Samples of IoT in the construction sector:
Improved worker safety
SolePower’s integrated, self-powered device in its footwear provides real-time location and data tracking of the workforce. Beyond the obvious accountability and emergency response features, this wearable can pre-emptively identify fatigued employees by the change in their gait along with a few other parameters.
Productivity measurements can be developed by task as fatigue increases, calibrating the point of diminishing return. As the construction industry progresses, imagine a fully integrated project where all workers were equipped with this wearable. This data could identify scheduling conflicts, delays and impacts. Assessing overall productivity by trade and keeping a running log of all activity on site would support claims and provide definitive information for a “measured mile” impact analysis.
With eSUB’s daily report module, you can create detailed daily logs tracking weather, crew mix, labour performed, delay and disruption hours, accident reports, equipment, visitors and comments. Track internal issues as well as submit standard forms to the GC. Dailies track actual labour progress against estimates for up to date labour productivity.
The global Smart Railways Market was worth $12.05 billion in 2017, and is projected to reach $27.62 billion by 2023, at a CAGR of 14.83%, during the forecast period of 2018-2023.
Samples of IoT in the rail sector:
Engine temperature monitoring
Industrial manufacturing giant Siemens is using IoT technology to monitor engine temperature, rail vibrations, system operations, and meteorological information. This “internet of trains” concept will increasingly be adopted across the industry to improve service and safety and help rail companies secure greater return on their investment.
In the Netherlands, train operators are already measuring passenger numbers and their footfall and using the data to manage the flow of crowds around their train platforms and stations and keep the passengers moving freely. This will become more essential as passenger numbers rise.
Maintenance to improve passenger safety
The Taiwan High Speed Rail Corporation built an advanced system capable of automatically triggering maintenance activities by detecting potential problems in the network and — through automated alarms — addressing the problem before it becomes a risk to passenger safety. Monitoring and telemetry systems track and report the condition of over 320,000 assets, such as trains and tracks. As a result, 99.15 percent of train arrivals and departures to within six seconds of the scheduled time, and ridership has grown rapidly.

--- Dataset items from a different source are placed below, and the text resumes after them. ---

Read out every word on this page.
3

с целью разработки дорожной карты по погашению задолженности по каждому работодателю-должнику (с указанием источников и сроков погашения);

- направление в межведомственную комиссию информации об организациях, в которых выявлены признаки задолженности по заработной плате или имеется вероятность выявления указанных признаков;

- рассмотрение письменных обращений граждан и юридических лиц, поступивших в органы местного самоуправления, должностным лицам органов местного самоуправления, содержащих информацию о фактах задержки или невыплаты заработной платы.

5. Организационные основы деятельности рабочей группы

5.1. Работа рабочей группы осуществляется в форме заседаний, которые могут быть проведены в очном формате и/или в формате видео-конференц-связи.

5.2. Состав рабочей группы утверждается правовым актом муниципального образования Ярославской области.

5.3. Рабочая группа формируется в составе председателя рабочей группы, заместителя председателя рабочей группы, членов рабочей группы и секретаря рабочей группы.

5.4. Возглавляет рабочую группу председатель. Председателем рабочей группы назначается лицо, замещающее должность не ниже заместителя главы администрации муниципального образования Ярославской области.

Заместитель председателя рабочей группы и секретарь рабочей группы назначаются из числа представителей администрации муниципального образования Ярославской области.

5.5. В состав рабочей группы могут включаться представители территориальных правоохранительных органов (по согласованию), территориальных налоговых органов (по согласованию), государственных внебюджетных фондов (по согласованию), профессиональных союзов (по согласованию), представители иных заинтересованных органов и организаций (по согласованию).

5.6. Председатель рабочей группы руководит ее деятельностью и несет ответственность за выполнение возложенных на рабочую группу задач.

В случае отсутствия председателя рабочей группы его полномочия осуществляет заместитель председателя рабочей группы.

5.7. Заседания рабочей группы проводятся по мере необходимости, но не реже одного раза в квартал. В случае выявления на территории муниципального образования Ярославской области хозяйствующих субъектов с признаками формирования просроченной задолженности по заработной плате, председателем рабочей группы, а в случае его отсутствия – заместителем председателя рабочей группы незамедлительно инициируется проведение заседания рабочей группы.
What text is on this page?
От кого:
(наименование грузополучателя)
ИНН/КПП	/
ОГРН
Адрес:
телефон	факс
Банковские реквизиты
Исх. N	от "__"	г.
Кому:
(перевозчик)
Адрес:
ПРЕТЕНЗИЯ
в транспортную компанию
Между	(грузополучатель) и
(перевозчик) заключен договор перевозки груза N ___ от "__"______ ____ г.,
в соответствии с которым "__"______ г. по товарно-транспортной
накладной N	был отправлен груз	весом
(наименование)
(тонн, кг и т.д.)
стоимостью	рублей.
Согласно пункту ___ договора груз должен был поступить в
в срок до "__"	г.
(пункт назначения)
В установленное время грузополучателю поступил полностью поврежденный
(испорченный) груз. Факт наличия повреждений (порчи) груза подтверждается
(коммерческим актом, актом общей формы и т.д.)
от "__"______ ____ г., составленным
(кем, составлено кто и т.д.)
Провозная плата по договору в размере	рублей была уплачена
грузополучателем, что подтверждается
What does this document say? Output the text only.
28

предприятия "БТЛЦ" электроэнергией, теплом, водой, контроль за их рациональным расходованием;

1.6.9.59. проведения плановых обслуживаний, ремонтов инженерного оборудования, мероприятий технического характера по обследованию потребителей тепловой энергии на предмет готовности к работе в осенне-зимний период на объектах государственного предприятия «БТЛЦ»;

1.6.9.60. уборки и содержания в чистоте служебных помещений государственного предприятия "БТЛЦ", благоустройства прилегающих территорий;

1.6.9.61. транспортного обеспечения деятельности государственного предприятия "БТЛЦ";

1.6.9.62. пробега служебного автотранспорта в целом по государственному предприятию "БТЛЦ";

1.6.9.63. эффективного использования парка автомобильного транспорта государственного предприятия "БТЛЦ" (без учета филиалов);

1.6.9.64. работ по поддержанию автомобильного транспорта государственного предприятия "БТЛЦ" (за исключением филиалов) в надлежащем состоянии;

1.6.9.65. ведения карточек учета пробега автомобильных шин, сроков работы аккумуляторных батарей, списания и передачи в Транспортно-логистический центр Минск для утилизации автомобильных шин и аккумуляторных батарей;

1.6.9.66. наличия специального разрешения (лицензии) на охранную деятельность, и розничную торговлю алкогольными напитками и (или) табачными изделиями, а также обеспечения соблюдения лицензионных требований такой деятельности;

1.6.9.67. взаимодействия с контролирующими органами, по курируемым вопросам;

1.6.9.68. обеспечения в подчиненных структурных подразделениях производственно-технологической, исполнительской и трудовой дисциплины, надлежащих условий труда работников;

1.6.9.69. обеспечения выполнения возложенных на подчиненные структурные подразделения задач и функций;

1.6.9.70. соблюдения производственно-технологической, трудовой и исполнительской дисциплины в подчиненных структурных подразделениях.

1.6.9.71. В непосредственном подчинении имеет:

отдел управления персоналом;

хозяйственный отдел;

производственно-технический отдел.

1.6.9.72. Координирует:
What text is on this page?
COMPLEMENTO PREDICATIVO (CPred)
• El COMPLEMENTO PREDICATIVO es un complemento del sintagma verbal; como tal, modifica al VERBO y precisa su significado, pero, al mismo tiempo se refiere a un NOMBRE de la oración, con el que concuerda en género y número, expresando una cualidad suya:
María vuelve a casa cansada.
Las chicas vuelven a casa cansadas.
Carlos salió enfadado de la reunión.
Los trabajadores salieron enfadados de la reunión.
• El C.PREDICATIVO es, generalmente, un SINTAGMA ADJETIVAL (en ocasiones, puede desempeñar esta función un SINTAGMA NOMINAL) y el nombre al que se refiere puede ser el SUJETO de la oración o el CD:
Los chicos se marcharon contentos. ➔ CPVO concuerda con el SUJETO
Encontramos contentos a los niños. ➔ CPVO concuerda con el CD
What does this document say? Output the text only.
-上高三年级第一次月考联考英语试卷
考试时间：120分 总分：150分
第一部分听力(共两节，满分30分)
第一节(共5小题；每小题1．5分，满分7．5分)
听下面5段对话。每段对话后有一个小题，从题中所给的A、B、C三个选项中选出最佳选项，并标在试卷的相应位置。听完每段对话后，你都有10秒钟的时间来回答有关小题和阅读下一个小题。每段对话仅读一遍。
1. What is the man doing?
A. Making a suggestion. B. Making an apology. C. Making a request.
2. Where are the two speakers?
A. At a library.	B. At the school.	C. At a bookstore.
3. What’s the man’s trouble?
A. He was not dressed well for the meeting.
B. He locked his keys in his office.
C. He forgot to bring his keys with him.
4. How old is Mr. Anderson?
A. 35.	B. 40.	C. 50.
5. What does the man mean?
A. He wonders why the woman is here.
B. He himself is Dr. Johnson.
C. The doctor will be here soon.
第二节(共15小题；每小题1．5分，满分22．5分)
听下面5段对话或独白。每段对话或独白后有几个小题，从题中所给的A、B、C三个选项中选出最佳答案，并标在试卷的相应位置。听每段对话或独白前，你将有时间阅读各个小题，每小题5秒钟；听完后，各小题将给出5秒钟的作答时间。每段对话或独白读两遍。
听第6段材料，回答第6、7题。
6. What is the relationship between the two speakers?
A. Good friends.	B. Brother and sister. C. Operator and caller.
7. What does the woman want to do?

Better product development
Rail OEMs and operators can leverage IoT not only for better operations with the given infrastructure but also in the manufacturing processes of locomotives, wagons and train coaches.
Feedback on manufacturing processes is an inherent part of product development with the Internet of Things concept. Engineers can use analytics with operations and performance data to derive valuable, actionable insights. This helps them understand the manufacturing procedures more dynamically and enhance a final product’s quality sooner than in traditional methods. Continuous engineering and IoT can help to quicken the delivery of more sophisticated and connected products in the rail industry.
As IIoT continues to mature as a whole, it is certain that Industrial applications will continue to diversify, in parallel with increased levels of implementation. From healthcare to automotive, manufacturing to rail, exciting times lie ahead as new efficiencies are found and safety and customer service levels increase.
The future for the sector is bright indeed.